Probably though, I'd say to some extent that's the fault of the political positions of the adherents, not the beliefs themselves. In which case I'm really not bothered by the loss of "believers" who were really just hanging around for conservative politics' sake.

It could also be that exponential population growth makes the planet's resources even more limited in which case standards of living will fall and religious adherence will rise even more than predicted as a proportion of the population. I would have thought this would not be the mechanism most christians would want to be the evangelical factor.

Stuart
I agree with you there. But again it's the fault of not just the Christians but all developed nations that are refusing to address the problems they're creating. So there's that. ;)
 

Stripe

Teenage Adaptive Ninja Turtle
LIFETIME MEMBER
Hall of Fame
The cultures are treated identically . Here are some details.

Then the change certainly involves degradation of genetic integrity.

Like I say, your sources all use the language of evolution without addressing the challenges.
 

Stuu

New member
Your atheism does cause you problems with the supernatural.
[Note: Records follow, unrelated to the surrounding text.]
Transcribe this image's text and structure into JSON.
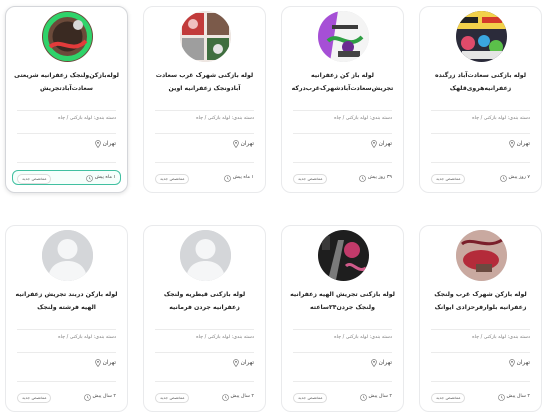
{
  "cards": [
    {
      "title": "لوله بازکن شهرک غرب ولنجک زعفرانیه بلوارفرحزادی ایوانک",
      "category": "دسته بندی: لوله بازکنی / چاه",
      "city": "تهران",
      "time": "۲ سال پیش",
      "badge": "متخصص جدید",
      "photo_palette": "pink-crimson"
    },
    {
      "title": "لوله بازکنی تجریش الهیه زعفرانیه ولنجک جردن۲۴ساعته",
      "category": "دسته بندی: لوله بازکنی / چاه",
      "city": "تهران",
      "time": "۲ سال پیش",
      "badge": "متخصص جدید",
      "photo_palette": "black-pink-tool"
    },
    {
      "title": "لوله بازکنی قیطریه ولنجک زعفرانیه جردن فرمانیه",
      "category": "دسته بندی: لوله بازکنی / چاه",
      "city": "تهران",
      "time": "۲ سال پیش",
      "badge": "متخصص جدید",
      "photo_palette": "default-avatar"
    },
    {
      "title": "لوله بازکن دربند تجریش زعفرانیه الهیه فرشته ولنجک",
      "category": "دسته بندی: لوله بازکنی / چاه",
      "city": "تهران",
      "time": "۲ سال پیش",
      "badge": "متخصص جدید",
      "photo_palette": "default-avatar"
    },
    {
      "title": "لوله بازکنی سعادت‌آباد زرگنده زعفرانیه‌هروی‌قلهک",
      "category": "دسته بندی: لوله بازکنی / چاه",
      "city": "تهران",
      "time": "۷ روز پیش",
      "badge": "متخصص جدید",
      "photo_palette": "multicolor-sign"
    },
    {
      "title": "لوله باز کن زعفرانیه تجریش‌سعادت‌آباد‌شهرک‌غرب‌درکه",
      "category": "دسته بندی: لوله بازکنی / چاه",
      "city": "تهران",
      "time": "۳۹ روز پیش",
      "badge": "متخصص جدید",
      "photo_palette": "purple-green"
    },
    {
      "title": "لوله بازکنی شهرک غرب سعادت آبادونجک زعفرانیه اوین",
      "category": "دسته بندی: لوله بازکنی / چاه",
      "city": "تهران",
      "time": "۱ ماه پیش",
      "badge": "متخصص جدید",
      "photo_palette": "red-grid"
    },
    {
      "title": "لوله‌بازکن‌ولنجک زعفرانیه شریعتی سعادت‌آبادتجریش",
      "category": "دسته بندی: لوله بازکنی / چاه",
      "city": "تهران",
      "time": "۱ ماه پیش",
      "badge": "متخصص جدید",
      "photo_palette": "green-ring-red"
    }
  ]
}
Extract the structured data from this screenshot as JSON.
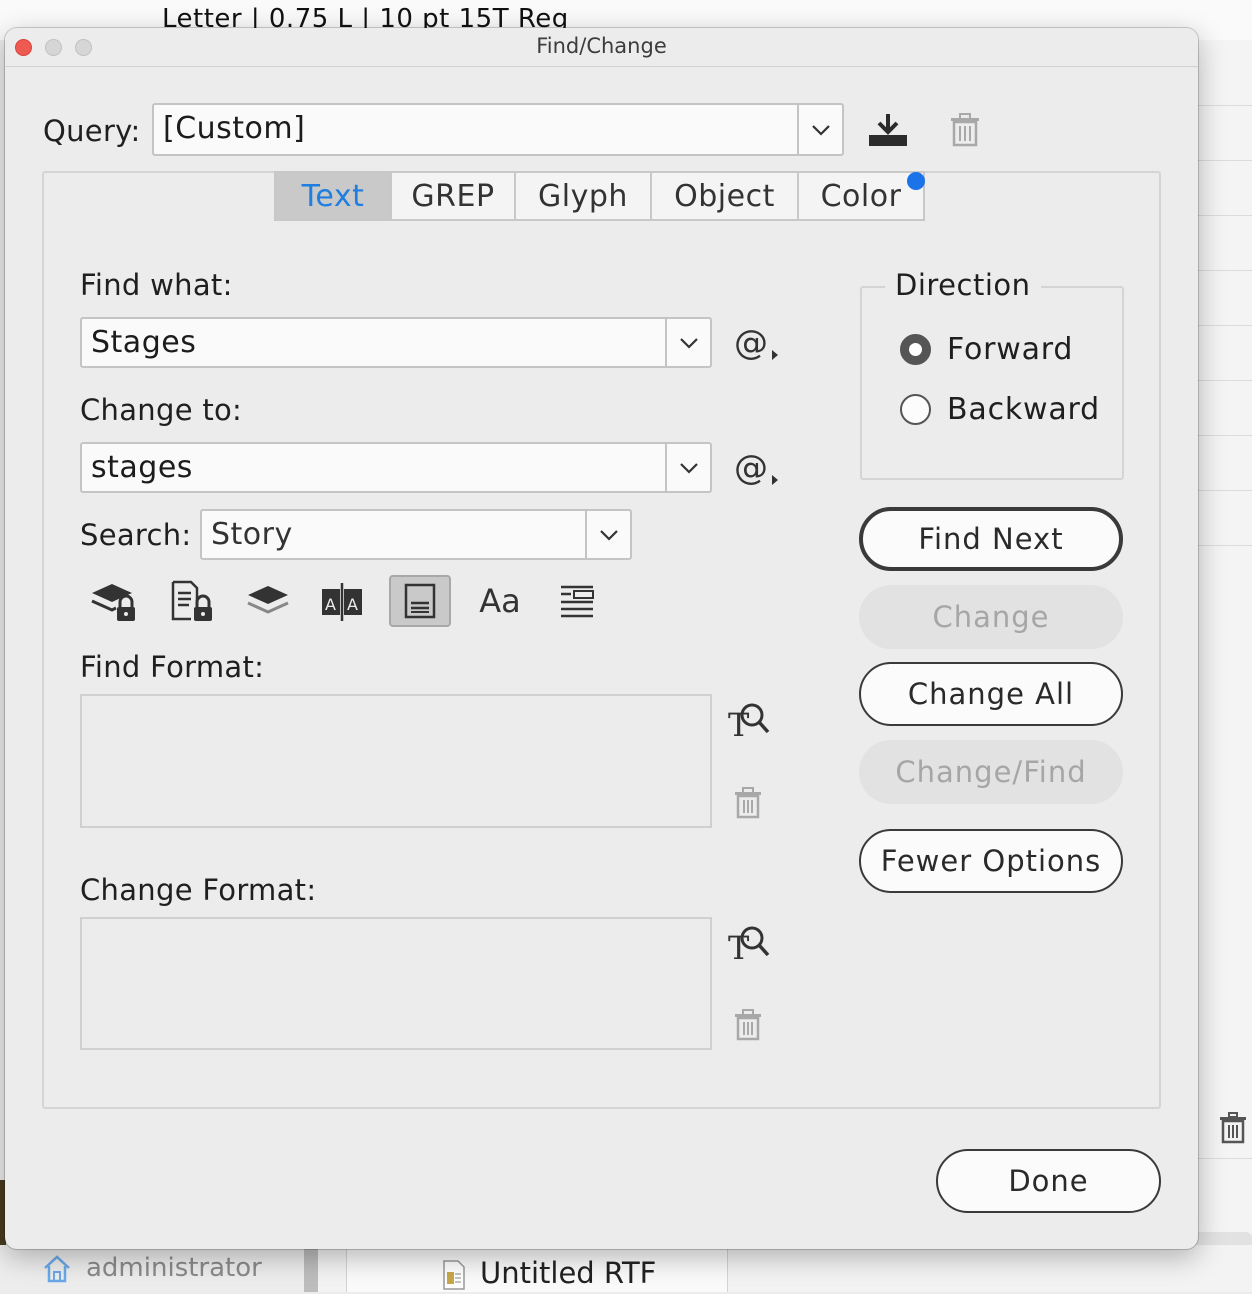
{
  "background": {
    "top_text": "Letter | 0.75 L | 10 pt 15T Reg",
    "sidebar_user": "administrator",
    "document_tab": "Untitled RTF"
  },
  "window": {
    "title": "Find/Change"
  },
  "query": {
    "label": "Query:",
    "value": "[Custom]"
  },
  "tabs": [
    {
      "label": "Text",
      "active": true
    },
    {
      "label": "GREP",
      "active": false
    },
    {
      "label": "Glyph",
      "active": false
    },
    {
      "label": "Object",
      "active": false
    },
    {
      "label": "Color",
      "active": false
    }
  ],
  "find_what": {
    "label": "Find what:",
    "value": "Stages"
  },
  "change_to": {
    "label": "Change to:",
    "value": "stages"
  },
  "search": {
    "label": "Search:",
    "value": "Story"
  },
  "search_options": [
    {
      "icon": "include-locked-layers-icon",
      "selected": false
    },
    {
      "icon": "include-locked-stories-icon",
      "selected": false
    },
    {
      "icon": "include-hidden-layers-icon",
      "selected": false
    },
    {
      "icon": "include-master-pages-icon",
      "selected": false
    },
    {
      "icon": "include-footnotes-icon",
      "selected": true
    },
    {
      "icon": "case-sensitive-icon",
      "label": "Aa",
      "selected": false
    },
    {
      "icon": "whole-word-icon",
      "selected": false
    }
  ],
  "find_format": {
    "label": "Find Format:"
  },
  "change_format": {
    "label": "Change Format:"
  },
  "direction": {
    "title": "Direction",
    "options": [
      {
        "label": "Forward",
        "selected": true
      },
      {
        "label": "Backward",
        "selected": false
      }
    ]
  },
  "buttons": {
    "find_next": "Find Next",
    "change": "Change",
    "change_all": "Change All",
    "change_find": "Change/Find",
    "fewer_options": "Fewer Options",
    "done": "Done"
  },
  "colors": {
    "accent": "#1a73e8",
    "active_tab_text": "#1f7ee0",
    "close_button": "#ee5a52"
  }
}
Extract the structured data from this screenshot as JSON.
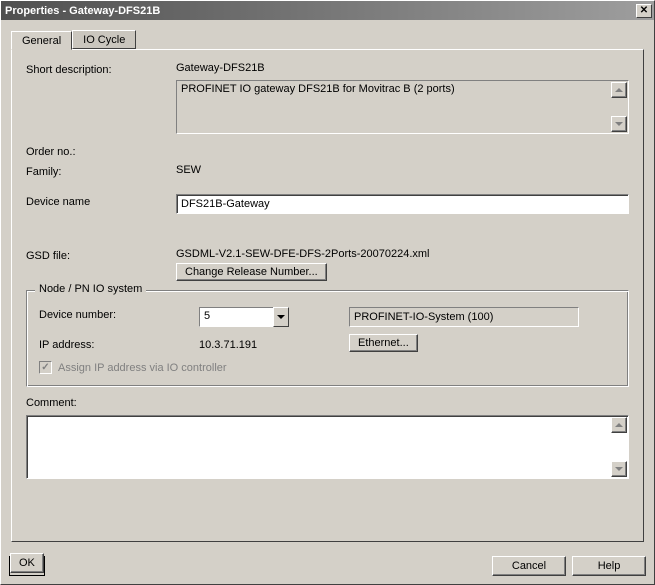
{
  "window": {
    "title": "Properties - Gateway-DFS21B"
  },
  "tabs": {
    "general": "General",
    "io_cycle": "IO Cycle"
  },
  "general": {
    "short_desc_label": "Short description:",
    "short_desc_value": "Gateway-DFS21B",
    "long_desc_text": "PROFINET IO gateway DFS21B for Movitrac B (2 ports)",
    "order_no_label": "Order no.:",
    "family_label": "Family:",
    "family_value": "SEW",
    "device_name_label": "Device name",
    "device_name_value": "DFS21B-Gateway",
    "gsd_file_label": "GSD file:",
    "gsd_file_value": "GSDML-V2.1-SEW-DFE-DFS-2Ports-20070224.xml",
    "change_release_btn": "Change Release Number..."
  },
  "node": {
    "legend": "Node / PN IO system",
    "device_number_label": "Device number:",
    "device_number_value": "5",
    "system_value": "PROFINET-IO-System (100)",
    "ip_label": "IP address:",
    "ip_value": "10.3.71.191",
    "ethernet_btn": "Ethernet...",
    "assign_ip_label": "Assign IP address via IO controller"
  },
  "comment": {
    "label": "Comment:"
  },
  "buttons": {
    "ok": "OK",
    "cancel": "Cancel",
    "help": "Help"
  },
  "glyphs": {
    "close": "✕",
    "check": "✓"
  }
}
Perhaps you'd like to disprove the supernatural scientifically. That would be fun.
I don't think you have established that any such thing exists, so there's not much to disprove. But the burden of proof is not on me. How do you justify your hypocritical accusation of magical science when there are four ways of making humans in scripture, with no mechanism to explain three of them, and with No.3 absurd as it is described?

Stuu: Well then, how about your out-of-context usage of the word 'theory'?
That was an incredibly dense thing to say.
It is pure hypocrisy on your part, I'm sorry to say. You cannot tell other people they are equivocating with language use when you do the same yourself.